2023-10-21 03:30:00
Before the Second World War, three of the technological innovations emerged that would determine the subsequent world: nuclear energy (which reached the atomic bomb), advanced rockets (which began in the V2 that bombed London, but which began the era of travel to space) and artificial intelligence (which was born to decipher the Nazi code). The space race and atomic energy were the two great developments of the second half of the 20th century, while artificial intelligence was relegated to specialists. Since the appearance of ChatGPT, Artificial Intelligence has gained popularity, even mass use.

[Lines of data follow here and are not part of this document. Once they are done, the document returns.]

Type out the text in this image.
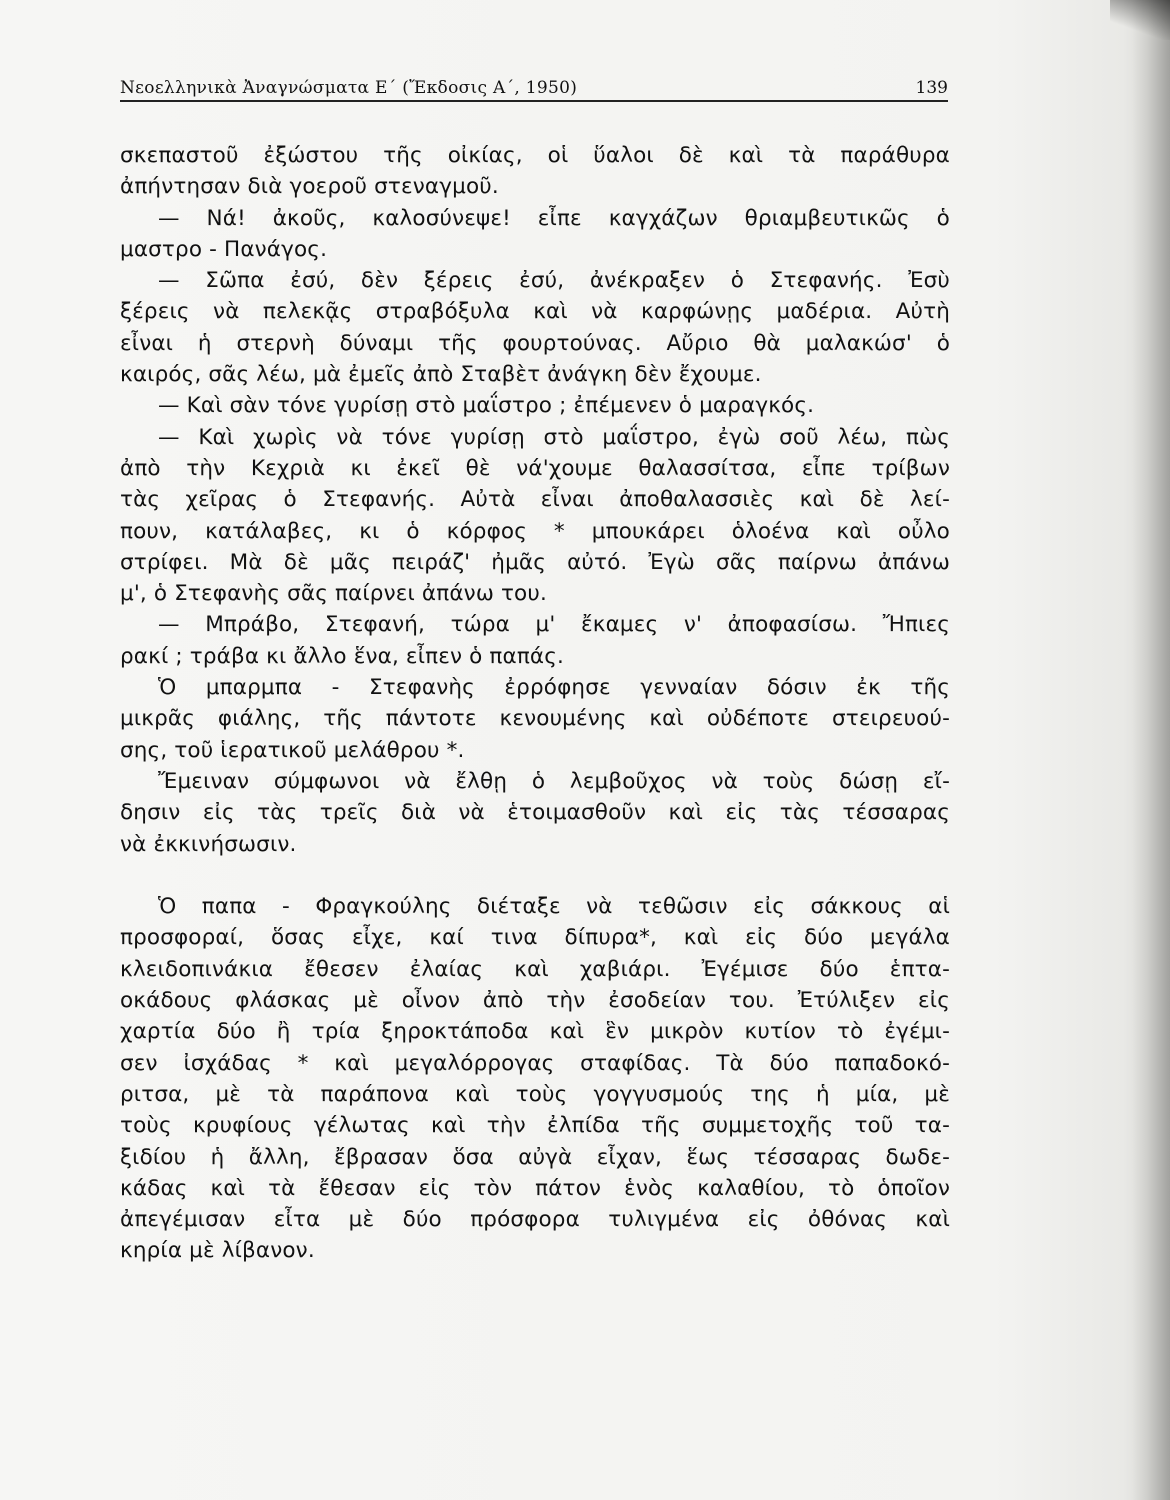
Νεοελληνικὰ Ἀναγνώσματα Ε΄ (Ἔκδοσις Α΄, 1950)	139
σκεπαστοῦ ἐξώστου τῆς οἰκίας, οἱ ὕαλοι δὲ καὶ τὰ παράθυρα
ἀπήντησαν διὰ γοεροῦ στεναγμοῦ.
— Νά! ἀκοῦς, καλοσύνεψε! εἶπε καγχάζων θριαμβευτικῶς ὁ
μαστρο - Πανάγος.
— Σῶπα ἐσύ, δὲν ξέρεις ἐσύ, ἀνέκραξεν ὁ Στεφανής. Ἐσὺ
ξέρεις νὰ πελεκᾷς στραβόξυλα καὶ νὰ καρφώνῃς μαδέρια. Αὐτὴ
εἶναι ἡ στερνὴ δύναμι τῆς φουρτούνας. Αὔριο θὰ μαλακώσ' ὁ
καιρός, σᾶς λέω, μὰ ἐμεῖς ἀπὸ Σταβὲτ ἀνάγκη δὲν ἔχουμε.
— Καὶ σὰν τόνε γυρίσῃ στὸ μαΐστρο ; ἐπέμενεν ὁ μαραγκός.
— Καὶ χωρὶς νὰ τόνε γυρίσῃ στὸ μαΐστρο, ἐγὼ σοῦ λέω, πὼς
ἀπὸ τὴν Κεχριὰ κι ἐκεῖ θὲ νά'χουμε θαλασσίτσα, εἶπε τρίβων
τὰς χεῖρας ὁ Στεφανής. Αὐτὰ εἶναι ἀποθαλασσιὲς καὶ δὲ λεί-
πουν, κατάλαβες, κι ὁ κόρφος * μπουκάρει ὁλοένα καὶ οὖλο
στρίφει. Μὰ δὲ μᾶς πειράζ' ἠμᾶς αὐτό. Ἐγὼ σᾶς παίρνω ἀπάνω
μ', ὁ Στεφανὴς σᾶς παίρνει ἀπάνω του.
— Μπράβο, Στεφανή, τώρα μ' ἔκαμες ν' ἀποφασίσω. Ἤπιες
ρακί ; τράβα κι ἄλλο ἕνα, εἶπεν ὁ παπάς.
Ὁ μπαρμπα - Στεφανὴς ἐρρόφησε γενναίαν δόσιν ἐκ τῆς
μικρᾶς φιάλης, τῆς πάντοτε κενουμένης καὶ οὐδέποτε στειρευού-
σης, τοῦ ἱερατικοῦ μελάθρου *.
Ἔμειναν σύμφωνοι νὰ ἔλθῃ ὁ λεμβοῦχος νὰ τοὺς δώσῃ εἴ-
δησιν εἰς τὰς τρεῖς διὰ νὰ ἑτοιμασθοῦν καὶ εἰς τὰς τέσσαρας
νὰ ἐκκινήσωσιν.
Ὁ παπα - Φραγκούλης διέταξε νὰ τεθῶσιν εἰς σάκκους αἱ
προσφοραί, ὅσας εἶχε, καί τινα δίπυρα*, καὶ εἰς δύο μεγάλα
κλειδοπινάκια ἔθεσεν ἐλαίας καὶ χαβιάρι. Ἐγέμισε δύο ἑπτα-
οκάδους φλάσκας μὲ οἶνον ἀπὸ τὴν ἐσοδείαν του. Ἐτύλιξεν εἰς
χαρτία δύο ἢ τρία ξηροκτάποδα καὶ ἓν μικρὸν κυτίον τὸ ἐγέμι-
σεν ἰσχάδας * καὶ μεγαλόρρογας σταφίδας. Τὰ δύο παπαδοκό-
ριτσα, μὲ τὰ παράπονα καὶ τοὺς γογγυσμούς της ἡ μία, μὲ
τοὺς κρυφίους γέλωτας καὶ τὴν ἐλπίδα τῆς συμμετοχῆς τοῦ τα-
ξιδίου ἡ ἄλλη, ἔβρασαν ὅσα αὐγὰ εἶχαν, ἕως τέσσαρας δωδε-
κάδας καὶ τὰ ἔθεσαν εἰς τὸν πάτον ἑνὸς καλαθίου, τὸ ὁποῖον
ἀπεγέμισαν εἶτα μὲ δύο πρόσφορα τυλιγμένα εἰς ὀθόνας καὶ
κηρία μὲ λίβανον.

Fiction has thought regarding possible scenarios for a world in which advanced artificial intelligence exists. All of these scenarios are apocalyptic. From “Terminator” to “2001: A Space Odyssey” They show a world in which humanity is destroyed or enslaved by a superintelligence that can no longer be controlled.
Are these fears true? Today we don’t know. These apocalyptic scenarios are fictional speculations made by human writers and filmmakers, informed by their human creativity. The issue is, is there a possibility that there will be a positive world for humanity if Artificial Intelligence reaches the level of superintelligence? Again: we don’t know.
In a recently published book (“Artificial, the new intelligence and the contour of the human”, Ed. Debate), Santiago Bilinkis and Mariano Sigman talk regarding the history of Artificial Intelligence taking into account the latest developments. The authors begin narrating from the initial moment, with Alan Turing’s work to think of the machine that might decode the Nazi code and then his work to think of the first machine capable of “thinking” by imitating the human being. But they do not stay in the remote past, but rather they carefully narrate all the great milestones that Artificial Intelligence had from 1942 to date, passing through those moments in which it managed to surpass the best human achievements in games such as chess and Go. , until we reach the current state in which we already have conversational models of Artificial Intelligence.
It is interesting to wonder if we are in a “conversational” state with the machine, since the Artificial Intelligence can give us answers and make very wise and subtle comments on any topic, but it doesn’t know what it is saying. It only offers that answer because it has been programmed to find – in the almost infinite sea of texts with which it has been “fed” – the most “appropriate” answers regarding the purpose imposed on it.
In the XVIII century Wilhelm von Humboldt, the first great modern student of human language, defined it as “a perfect machine that uses finite elements to obtain infinite results.”
Both this definition and the concerns and questions that Humboldt asked regarding language are very similar to what he proposed, in much more detail, Noam Chomsky from 1957, when he published the revolutionary text “Syntactic Structures”.
Both (Chomsky and Humboldt) belong to the linguistic current that thinks that Human language is a machine that produces millions of texts from very few elements. The exact opposite of what is happening now with ChatGPT, which produces texts from billions of texts.
At the moment, and this is very well reflected in the book by Bilinkis and Sigman, Artificial Intelligence speaks like an improved Markov machine. What is a Markov machine? It is a statistical model in which the probability of an event occurring depends on the immediately preceding event. For example, a Markov model of language studies the possibility that a word (for example, sandwich) is accompanied by this or that other word (the greatest possibility would be cheese) and will then put “cheese sandwich” in response to which sandwich. It is preferable to eat on that side. It is an “improved” machine because it not only responds for the last element but also takes into account the context of the sentence. But it is still a model that thinks of language as a chain of words and not as a three-dimensional tree (a la Chomsky and Humboldt).
There are several steps left before Artificial Intelligence can “think” like a human in everything, but it is already better than the best of us in many individual fields.
Research in Artificial Intelligence will advance to the limit of what is possible because today it is the field of international dispute (with the US and China in the lead), just as in the 50s it was the atomic bomb or in the 60s the race to the Moon.
That future is predictable: nothing will stop it.